An empirical relationship exists between the amount of ACF and the relevant multiples. For example, a business with $50K in ACF may sell for 1-3 times cash flow and a business with $500K in ACF will sell for between 3-6 times cash flow and a business with $5 million in cash flow may sell for between 6-10 times cash flow (all other things equal). The rules presented here apply to the smaller end of company size with AR up to $1 million and ACF of up to $200K.

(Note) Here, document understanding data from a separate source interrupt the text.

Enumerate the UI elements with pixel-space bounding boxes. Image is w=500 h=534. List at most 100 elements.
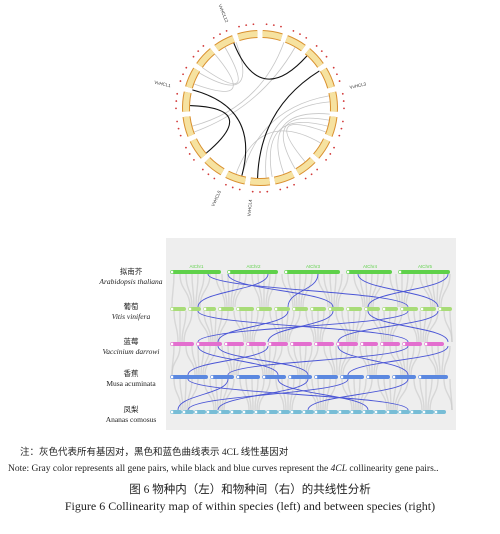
chromosome-end (256, 307, 260, 311)
gray-band (281, 310, 284, 343)
gray-band (188, 378, 199, 411)
chromosome-end (224, 342, 228, 346)
chromosome-bar (400, 270, 450, 274)
gray-band (179, 378, 184, 411)
gray-band (221, 378, 229, 411)
tick-mark (299, 33, 301, 36)
gray-band (311, 310, 317, 343)
tick-mark (175, 107, 177, 110)
chromosome-end (218, 410, 222, 414)
figure-caption-chinese: 图 6 物种内（左）和物种间（右）的共线性分析 (129, 484, 371, 496)
gray-band (377, 310, 385, 343)
chromosome-bar (316, 342, 334, 346)
chromosome-bar (440, 307, 452, 311)
tick-mark (219, 33, 221, 36)
tick-mark (213, 177, 216, 180)
gray-band (197, 273, 205, 308)
gray-band (286, 310, 295, 343)
tick-mark (231, 186, 234, 189)
gray-band (270, 345, 277, 376)
gray-band (200, 345, 205, 376)
chromosome-end (278, 410, 282, 414)
gray-band (335, 345, 338, 376)
note-chinese: 注：灰色代表所有基因对，黑色和蓝色曲线表示 4CL 线性基因对 (20, 448, 289, 458)
note-english: Note: Gray color represents all gene pai… (8, 464, 439, 474)
chromosome-end (346, 270, 350, 274)
chromosome-bar (422, 307, 436, 311)
blue-link (367, 273, 449, 308)
blue-4cl-links (177, 273, 449, 411)
gray-band (185, 345, 196, 376)
chromosome-end (170, 270, 174, 274)
chromosome-end (310, 307, 314, 311)
between-species-synteny-map: AtChr1 AtChr2 AtChr3 AtChr4 AtChr5 (108, 236, 460, 432)
gene-label: VvHCL12 (217, 3, 229, 23)
gray-band (329, 273, 333, 308)
chromosome-segment-fill (186, 68, 200, 89)
chromosome-end (328, 307, 332, 311)
chromosome-segment-fill (285, 36, 306, 51)
tick-mark (201, 168, 204, 171)
gray-band (359, 345, 369, 376)
gray-band (317, 378, 322, 411)
black-4cl-links (190, 42, 320, 178)
chromosome-end (326, 410, 330, 414)
chromosome-bar (268, 410, 278, 414)
chromosome-end (336, 342, 340, 346)
gray-band (303, 345, 307, 376)
tick-mark (182, 73, 184, 76)
chromosome-end (227, 270, 231, 274)
chromosome-bar (384, 307, 398, 311)
tick-mark (207, 173, 210, 176)
chromosome-end (386, 410, 390, 414)
tick-mark (272, 24, 275, 27)
gene-label: VvHCL4 (247, 199, 253, 217)
species-label: 凤梨 Ananas comosus (96, 405, 166, 425)
gray-band (214, 310, 217, 343)
gray-band (287, 273, 296, 308)
tick-mark (225, 30, 228, 32)
chromosome-end (422, 410, 426, 414)
blue-link (187, 378, 349, 411)
gray-band (389, 310, 397, 343)
chromosome-bar (352, 410, 362, 414)
chromosome-bar (172, 307, 186, 311)
gray-band (209, 310, 214, 343)
gray-band (239, 378, 250, 411)
chromosome-end (418, 375, 422, 379)
chromosome-end (420, 307, 424, 311)
chromosome-end (364, 307, 368, 311)
tick-mark (340, 127, 343, 130)
chromosome-bar (220, 307, 234, 311)
gray-band (265, 273, 271, 308)
tick-mark (192, 55, 195, 58)
gray-band (215, 378, 219, 411)
chromosome-end (182, 410, 186, 414)
blue-link (227, 273, 334, 308)
chromosome-end (288, 375, 292, 379)
gray-band (319, 310, 325, 343)
species-name-latin: Ananas comosus (105, 415, 157, 424)
tick-mark (342, 120, 344, 123)
tick-mark (279, 188, 282, 191)
tick-mark (304, 177, 307, 180)
chromosome-end (170, 307, 174, 311)
gray-link (235, 130, 321, 174)
gray-band (359, 378, 367, 411)
chromosome-bar (286, 270, 340, 274)
chromosome-bar (172, 410, 182, 414)
chromosome-bar (258, 307, 272, 311)
gray-band (251, 273, 261, 308)
chromosome-segment-fill (190, 138, 207, 159)
chromosome-end (340, 375, 344, 379)
chromosome-end (398, 410, 402, 414)
chromosome-bar (264, 375, 286, 379)
gray-band (203, 378, 215, 411)
chromosome-end (268, 342, 272, 346)
chromosome-label: AtChr2 (246, 264, 261, 269)
tick-mark (245, 24, 248, 27)
gray-band (419, 310, 422, 343)
tick-mark (252, 23, 255, 26)
blue-link (337, 345, 409, 376)
chromosome-bar (420, 375, 448, 379)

1) Advertising Agency 75% of AR, may require earnout
2) Collection Agency 3-5 times MR
3) Construction 4-6 times EBIT
4) Day Care/Child Care 1 to 3 times ACF or $1K-$2K per enrolled child
5) Dental Practice 60%-90% of AR
6) Dry Cleaners 2-3 times ACF or 70%-100% of AR
7) Employment Agency 1-2 times ACF or 2-5 times EBIT or 50% of AR
8) Engineering/Architectural 40% of AR plus FF&E
9) Funeral Homes 2 times AR plus FF&E
10) Golf Course 3 times AR or 4 times golf revenue only (no food/alcohol)
11) Internet Service Provider $200-$400 per account (premium for business accounts)
12) Landscaping 30%-50% of AR or 1-2 times ACF
13) Law Practice 40%-100% or AR, may require earnout; or 2-4 times after tax "excess earnings"
14) Medical Practice 20%-60% of AR (larger practice, higher multiple)
15) Pest Control 70%-120% of AR
16) Property Management 5-8 times MR
17) Publisher 3-6 times EBIT or 70% of AR
18) Real Estate Brokerage 25%-50% of gross commissions or $10K per agent
19) Restaurant/Cafe/Coffee Shop 30%-55% of AR
20) Travel Agency 3%-8% of gross commissions
It is critical to stress that a company's cash flow is ultimately the most important factor impacting business value. Firm specific characteristics also can materially impact valuation results, typically requiring an industry expert to assess their ramifications.